Several disorders cause chronic pain, including nerve injuries and bone cancer, but existing remedies can trigger uncomfortable side effects, or worse, addiction. So researchers from Duke University, including the Neurology Department's Yong Chen, PhD, and Wolfgang Liedtke, MD, PhD, and the University of California at Irvine teamed up to tackle this problem by searching for compounds that tackle pain in a new way—by targeting genetic switches that cause it.
The team screened a library of more than 1,000 compounds and discovered that an old, experimental cancer drug called kenpaullone enhances the expression of the gene KCC2, which is essential for silencing pain signals. The drug was effective in treating mouse models of pain from nerve injury and bone cancer, they reported in the journal Nature Communications.
The project started with a desire to find a medication that wouldn’t just mask pain, like over-the-counter drugs and opioids do. “Because chronic pain, like many chronic diseases, has an important root in genetic switches being reprogrammed in a bad way, a disease modifying treatment for chronic pain should reset the genetic switches, not just cover up the pain," said Wolfgang Liedtke, MD PhD, adjunct professor at the Duke Neurology Department and the Duke Cancer Institute, in a statement (Liedtke recently joined Regeneron, which was not involved in the study.)
Knowing that many cancer drugs influence the regulation of genes, the Duke/UC Irvine team screened 1,057 compounds in the “junkyard of cancer drugs,” two libraries held by the National Cancer Institute. They were specifically interested in compounds that enhance expression of KCC2, which is known for its ability to remove chloride from neurons, inhibiting neurotransmission in pain pathways.
They initially found 137 compounds that boosted KCC2 expression. Further testing narrowed the pool to four, including kenpaullone, which had been studied in preclinical models of various cancers but shelved.

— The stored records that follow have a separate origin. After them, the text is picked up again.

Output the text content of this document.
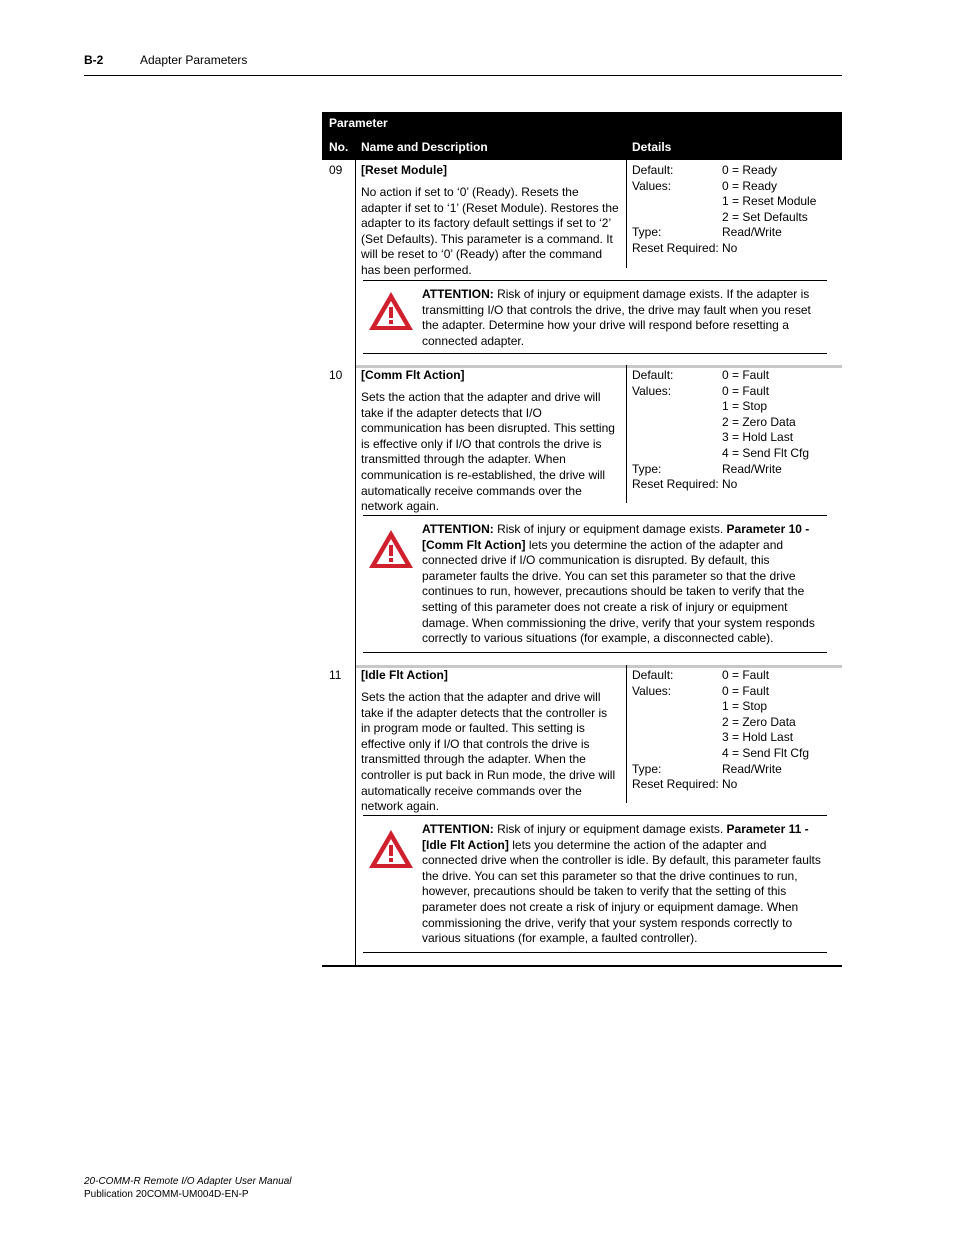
B-2	Adapter Parameters
Parameter
No. Name and Description	Details
09 [Reset Module]
No action if set to ‘0’ (Ready). Resets the adapter if set to ‘1’ (Reset Module). Restores the adapter to its factory default settings if set to ‘2’ (Set Defaults). This parameter is a command. It will be reset to ‘0’ (Ready) after the command has been performed.
Default:	0 = Ready
Values:	0 = Ready
1 = Reset Module
2 = Set Defaults
Type:	Read/Write
Reset Required: No
ATTENTION: Risk of injury or equipment damage exists. If the adapter is transmitting I/O that controls the drive, the drive may fault when you reset the adapter. Determine how your drive will respond before resetting a connected adapter.
10 [Comm Flt Action]
Sets the action that the adapter and drive will take if the adapter detects that I/O communication has been disrupted. This setting is effective only if I/O that controls the drive is transmitted through the adapter. When communication is re-established, the drive will automatically receive commands over the network again.
Default:	0 = Fault
Values:	0 = Fault
1 = Stop
2 = Zero Data
3 = Hold Last
4 = Send Flt Cfg
Type:	Read/Write
Reset Required: No
ATTENTION: Risk of injury or equipment damage exists. Parameter 10 - [Comm Flt Action] lets you determine the action of the adapter and connected drive if I/O communication is disrupted. By default, this parameter faults the drive. You can set this parameter so that the drive continues to run, however, precautions should be taken to verify that the setting of this parameter does not create a risk of injury or equipment damage. When commissioning the drive, verify that your system responds correctly to various situations (for example, a disconnected cable).
11 [Idle Flt Action]
Sets the action that the adapter and drive will take if the adapter detects that the controller is in program mode or faulted. This setting is effective only if I/O that controls the drive is transmitted through the adapter. When the controller is put back in Run mode, the drive will automatically receive commands over the network again.
Default:	0 = Fault
Values:	0 = Fault
1 = Stop
2 = Zero Data
3 = Hold Last
4 = Send Flt Cfg
Type:	Read/Write
Reset Required: No
ATTENTION: Risk of injury or equipment damage exists. Parameter 11 - [Idle Flt Action] lets you determine the action of the adapter and connected drive when the controller is idle. By default, this parameter faults the drive. You can set this parameter so that the drive continues to run, however, precautions should be taken to verify that the setting of this parameter does not create a risk of injury or equipment damage. When commissioning the drive, verify that your system responds correctly to various situations (for example, a faulted controller).
20-COMM-R Remote I/O Adapter User Manual
Publication 20COMM-UM004D-EN-P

The researchers went on to study how kenpaullone enhances the expression of KCC2. They discovered that it promotes a signaling mechanism that reactivates switched-off KCC2 in the cell nucleus.
In mouse models of nerve injury and bone cancer, injecting kenpaullone into the spinal fluid reduced behaviors indicative of pathological pain, the researchers reported in the study. In the mice with nerve injuries, the drug restored KCC2 expression, they added.
Manipulating genes to treat chronic pain is a popular pursuit. Earlier this year, researchers from the University of California, San Diego, reported that they used the gene-editing technologies CRISPR and zinc fingers to suppress a pain-promoting gene, producing durable pain relieve in several mouse models. They spun off a company, Navega Therapeutics, to further develop the therapy. Coda Biotherapeutics is also working on a gene therapy approach to chronic neuropathic pain.
The Duke/UC Irvine researchers noted in their new study that restoring KCC2 functioning could prove useful in other neurologic disorders, including spinal cord injury and epilepsy. The mechanism of action of kenpaullone and the signaling pathway they described “may represent a strategic bridgehead for therapeutics development,” they concluded.